Pity: a change

For the royal Mr. Kurtz who farmed rubber in the Belgian Congo at the turn of the twentieth century, the punishment for workers who didn’t meet their quotas was amputation, and the amputations were documented in a photograph album. To have seen those is to undergo a reductive surgery on one’s own ability to name and mean. Once the word arm has been retextualized as a term erasable letter by letter, even the gold braid on the King of the Belgians’ sleeve is hard to see through tears of pity. You can experience the procedure yourself at

https://rarehistoricalphotos.com/father-hand-belgian-congo-1904/

But when the site of a pity changes, pity can change. See what happened, for instance, when Belgian pity retreated home during the Great War. The moment that happened, the Congolese album closed on pity’s former color scheme. In the new pity’s fashion shot, set off by decorations, blackness was only a fascinating new noun set off by a new black verb. Remember, called the black verb. Belgium, responded the black noun. Remember Belgium, the merged black predicate became. Read once more on its century-old fashion page, it is still thrilling. Because it has become an image, it dwells in your consciousness with an idol’s immortality.

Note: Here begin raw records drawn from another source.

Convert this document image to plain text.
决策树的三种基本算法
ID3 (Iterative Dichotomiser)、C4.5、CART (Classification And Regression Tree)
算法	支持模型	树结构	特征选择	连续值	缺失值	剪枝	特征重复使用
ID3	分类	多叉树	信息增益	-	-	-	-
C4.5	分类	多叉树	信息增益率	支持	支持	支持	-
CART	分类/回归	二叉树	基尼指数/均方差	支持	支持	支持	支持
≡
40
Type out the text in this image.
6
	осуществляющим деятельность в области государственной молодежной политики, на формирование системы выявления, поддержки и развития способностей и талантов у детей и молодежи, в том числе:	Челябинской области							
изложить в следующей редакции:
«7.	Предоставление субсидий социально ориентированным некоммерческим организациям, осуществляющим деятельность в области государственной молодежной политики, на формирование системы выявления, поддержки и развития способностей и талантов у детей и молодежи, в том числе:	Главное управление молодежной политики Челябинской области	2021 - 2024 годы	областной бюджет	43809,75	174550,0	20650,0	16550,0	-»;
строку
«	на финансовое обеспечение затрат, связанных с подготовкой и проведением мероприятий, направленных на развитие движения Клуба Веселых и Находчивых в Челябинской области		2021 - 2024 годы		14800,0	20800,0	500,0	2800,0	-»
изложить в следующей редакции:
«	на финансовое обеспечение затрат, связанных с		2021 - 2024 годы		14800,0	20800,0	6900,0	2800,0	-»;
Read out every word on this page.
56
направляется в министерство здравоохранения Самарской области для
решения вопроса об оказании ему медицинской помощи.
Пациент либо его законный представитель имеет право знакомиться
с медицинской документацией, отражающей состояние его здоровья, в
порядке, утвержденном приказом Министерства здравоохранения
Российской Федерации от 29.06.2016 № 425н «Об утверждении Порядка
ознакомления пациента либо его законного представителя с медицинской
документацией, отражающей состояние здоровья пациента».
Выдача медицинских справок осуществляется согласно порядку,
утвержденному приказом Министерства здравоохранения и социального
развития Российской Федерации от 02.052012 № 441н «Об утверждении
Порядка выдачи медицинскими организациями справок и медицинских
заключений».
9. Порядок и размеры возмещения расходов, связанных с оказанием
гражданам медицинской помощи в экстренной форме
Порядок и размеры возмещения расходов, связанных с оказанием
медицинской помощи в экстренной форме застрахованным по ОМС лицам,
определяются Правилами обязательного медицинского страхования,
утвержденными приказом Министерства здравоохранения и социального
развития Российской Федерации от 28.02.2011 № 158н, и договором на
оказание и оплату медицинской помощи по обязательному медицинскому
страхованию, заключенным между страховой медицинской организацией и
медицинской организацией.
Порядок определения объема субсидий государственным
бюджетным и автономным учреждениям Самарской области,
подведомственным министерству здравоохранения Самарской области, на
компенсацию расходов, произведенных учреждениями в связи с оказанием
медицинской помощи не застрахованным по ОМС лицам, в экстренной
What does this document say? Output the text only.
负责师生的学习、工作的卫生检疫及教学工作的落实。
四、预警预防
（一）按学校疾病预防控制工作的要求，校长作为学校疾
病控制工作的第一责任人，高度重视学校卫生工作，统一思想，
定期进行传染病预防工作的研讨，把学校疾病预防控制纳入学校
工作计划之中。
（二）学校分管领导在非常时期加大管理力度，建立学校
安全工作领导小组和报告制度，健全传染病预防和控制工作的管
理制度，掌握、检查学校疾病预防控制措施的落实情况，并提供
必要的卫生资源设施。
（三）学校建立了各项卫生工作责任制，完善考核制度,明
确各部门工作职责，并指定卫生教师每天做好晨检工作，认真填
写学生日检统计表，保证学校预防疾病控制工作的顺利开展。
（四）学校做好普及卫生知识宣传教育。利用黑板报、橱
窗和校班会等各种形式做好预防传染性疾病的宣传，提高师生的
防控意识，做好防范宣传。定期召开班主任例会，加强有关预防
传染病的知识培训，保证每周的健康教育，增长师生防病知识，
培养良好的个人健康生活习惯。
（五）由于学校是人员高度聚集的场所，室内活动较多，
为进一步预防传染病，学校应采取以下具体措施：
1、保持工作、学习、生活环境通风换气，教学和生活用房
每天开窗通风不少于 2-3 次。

Ellsworth Young, USA, 1918. Color restored.

In its image frame, its silhouette is the only thing with a meaning. Only its name, “Belgium,” is a worded utterance. Everything else namable in the frame — conflagration, pickelhaube, moustache over unspeaking mouth — is an alien import into meaning from a dictionary. Its lexical space is an Andrew Marvell wordscape: a poet’s garden of annihilation. Within it, Belgium is dragged toward her frontier. Soon she will cross it into the silence of non-Belgium.

But we who unzip now in her memory have been benefited by her value. That was extractive, like the Congo’s rubber, and it still bears interest. Black Congo is now only a page in an unopened album, but the value in pity of Belgium’s streaming hair remains a gold standard for pornography.